In 2006, Mojo placed "Norwegian Wood" at number 19 in the magazine's list of "The 101 Greatest Beatles Songs", as compiled by a panel of music critics and musicians. In their commentary on the song, Roy Harper and John Cale both identified the track as an influence on their musical careers during the 1960s. Harper wrote:
We all knew that they were good ... What you weren't prepared for was Rubber Soul. They were writing with a deeper resonance, in another time zone ... I was envious and inspired at the same moment. They'd come onto my turf, got there before me, and they were kings of it, overnight. We'd all been outflanked. The best song on the record was one of the shortest, Norwegian Wood. Tears came to my eyes, I wished I'd written it. The music was sublimely different. George's sitar was a well-placed act of fusion and the song was full of Lennon wit. After a few times on the turntable, you realised that the goal posts had been moved, forever, and you really wanted to hear the next record – now.

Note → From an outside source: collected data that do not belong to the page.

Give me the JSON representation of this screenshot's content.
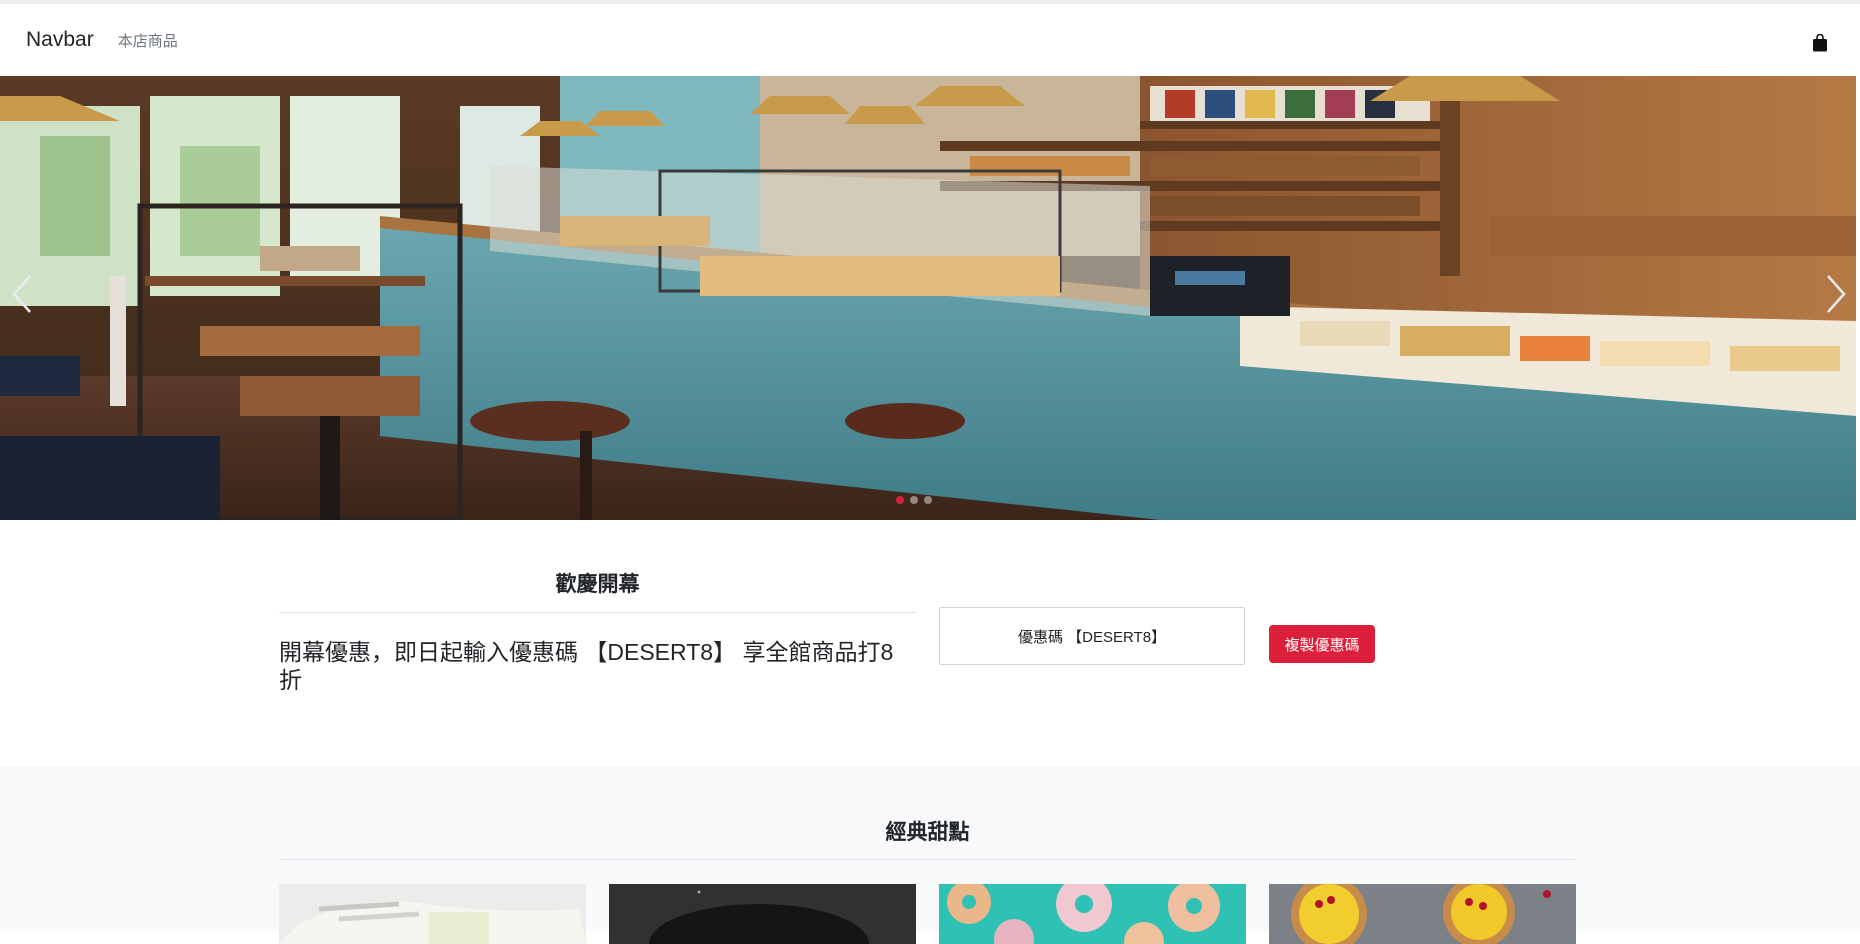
{
  "navbar": {
    "brand": "Navbar",
    "links": [
      "本店商品"
    ],
    "cart_icon": "shopping-bag-icon"
  },
  "hero": {
    "image": "bakery-cafe-interior",
    "prev_icon": "chevron-left-icon",
    "next_icon": "chevron-right-icon",
    "slides_count": 3,
    "active_slide": 1
  },
  "welcome": {
    "title": "歡慶開幕",
    "text": "開幕優惠，即日起輸入優惠碼 【DESERT8】 享全館商品打8折",
    "coupon_value": "優惠碼 【DESERT8】",
    "copy_button": "複製優惠碼"
  },
  "classic": {
    "title": "經典甜點",
    "cards": [
      {
        "image": "cake-slice-photo"
      },
      {
        "image": "dark-plate-photo"
      },
      {
        "image": "sprinkle-donuts-photo"
      },
      {
        "image": "lemon-tarts-photo"
      }
    ]
  },
  "colors": {
    "accent": "#dc1f3a",
    "section_bg": "#f8f9fa",
    "counter_teal": "#4f8f9a"
  }
}
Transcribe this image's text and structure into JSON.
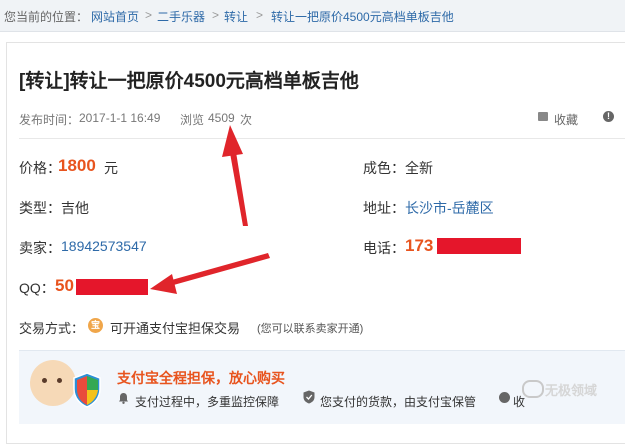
{
  "breadcrumb": {
    "prefix": "您当前的位置：",
    "items": [
      "网站首页",
      "二手乐器",
      "转让",
      "转让一把原价4500元高档单板吉他"
    ],
    "separator": ">"
  },
  "listing": {
    "title": "[转让]转让一把原价4500元高档单板吉他",
    "publish_label": "发布时间：",
    "publish_time": "2017-1-1 16:49",
    "views_label": "浏览",
    "views_count": "4509",
    "views_unit": "次",
    "favorite_label": "收藏"
  },
  "details": {
    "price_label": "价格：",
    "price_value": "1800",
    "price_unit": "元",
    "condition_label": "成色：",
    "condition_value": "全新",
    "type_label": "类型：",
    "type_value": "吉他",
    "address_label": "地址：",
    "address_value": "长沙市-岳麓区",
    "seller_label": "卖家：",
    "seller_value": "18942573547",
    "phone_label": "电话：",
    "phone_value": "173",
    "qq_label": "QQ：",
    "qq_value": "50"
  },
  "trade": {
    "label": "交易方式：",
    "text": "可开通支付宝担保交易",
    "note": "(您可以联系卖家开通)"
  },
  "banner": {
    "title": "支付宝全程担保，放心购买",
    "item1": "支付过程中，多重监控保障",
    "item2": "您支付的货款，由支付宝保管",
    "item3_partial": "收"
  },
  "watermark": {
    "text": "无极领域"
  },
  "colors": {
    "accent": "#e8541e",
    "link": "#2e6aa8",
    "redaction": "#e5162b",
    "annotation_arrow": "#e0252b"
  }
}
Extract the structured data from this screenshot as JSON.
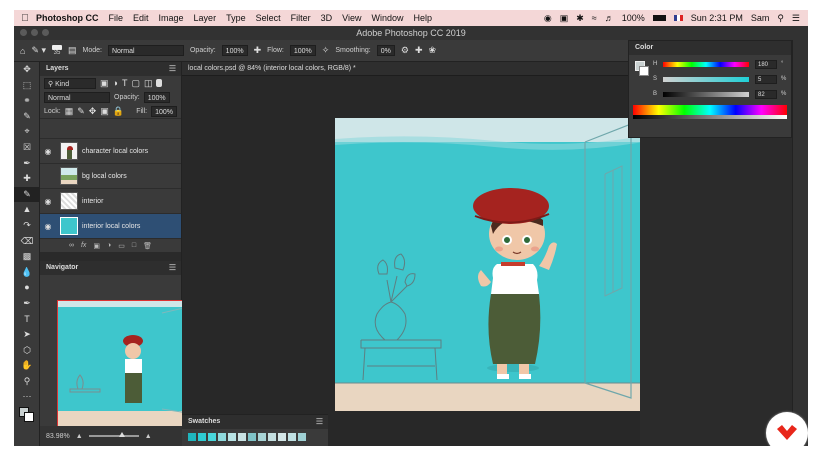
{
  "menubar": {
    "app_name": "Photoshop CC",
    "items": [
      "File",
      "Edit",
      "Image",
      "Layer",
      "Type",
      "Select",
      "Filter",
      "3D",
      "View",
      "Window",
      "Help"
    ],
    "battery": "100%",
    "clock": "Sun 2:31 PM",
    "user": "Sam"
  },
  "window": {
    "title": "Adobe Photoshop CC 2019"
  },
  "options_bar": {
    "brush_size": "35",
    "mode_label": "Mode:",
    "mode_value": "Normal",
    "opacity_label": "Opacity:",
    "opacity_value": "100%",
    "flow_label": "Flow:",
    "flow_value": "100%",
    "smoothing_label": "Smoothing:",
    "smoothing_value": "0%"
  },
  "layers_panel": {
    "tab": "Layers",
    "filter_kind": "Kind",
    "blend_mode": "Normal",
    "opacity_label": "Opacity:",
    "opacity_value": "100%",
    "lock_label": "Lock:",
    "fill_label": "Fill:",
    "fill_value": "100%",
    "layers": [
      {
        "name": "character local colors",
        "visible": true,
        "selected": false
      },
      {
        "name": "bg local colors",
        "visible": false,
        "selected": false
      },
      {
        "name": "interior",
        "visible": true,
        "selected": false
      },
      {
        "name": "interior local colors",
        "visible": true,
        "selected": true
      }
    ]
  },
  "navigator_panel": {
    "tab": "Navigator",
    "zoom": "83.98%"
  },
  "document": {
    "tab_title": "local colors.psd @ 84% (interior local colors, RGB/8) *"
  },
  "color_panel": {
    "tab": "Color",
    "h_label": "H",
    "h_value": "180",
    "h_unit": "°",
    "s_label": "S",
    "s_value": "5",
    "s_unit": "%",
    "b_label": "B",
    "b_value": "82",
    "b_unit": "%"
  },
  "swatches_panel": {
    "tab": "Swatches",
    "colors": [
      "#1fb5bd",
      "#2ecbd2",
      "#48d6db",
      "#8ed9dc",
      "#b7e2e4",
      "#c9e3e4",
      "#7fc3c7",
      "#a7d3d5",
      "#c3dedf",
      "#d3e6e7",
      "#bfe0e2",
      "#9fd1d4"
    ]
  },
  "colors": {
    "wall": "#3ec6cc",
    "floor": "#e9d6c1",
    "hat": "#a5231f",
    "pants": "#4c5c37",
    "selected_layer": "#2e4f74",
    "menubar_bg": "#f4d7d7",
    "logo_accent": "#e8261a"
  }
}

Cale recalled that Rubber Soul was an inspiration to himself and Lou Reed as they developed their band the Velvet Underground. He described the song's mood as "very acid ... what you remember in a flashback is a sound, how your senses were bombarded", adding: "I don't think anybody got that sound or that closeted feeling as well as The Beatles did on Norwegian Wood." In his book The Beatles Through Headphones, Ted Montgomery comments: "Perhaps no other song in rock and roll history captures a feel and nuance more succinctly and powerfully in 2:05 than 'Norwegian Wood'".
The song has been covered by numerous artists, including Waylon Jennings, Tangerine Dream, Hank Williams Jr, Cornershop, Rahul Dev Burman, Buddy Rich, and P.M. Dawn. In 1968, Alan Copeland won the Grammy Award for Best Contemporary Performance by a Chorus for a medley of "Norwegian Wood" and the theme from Mission: Impossible.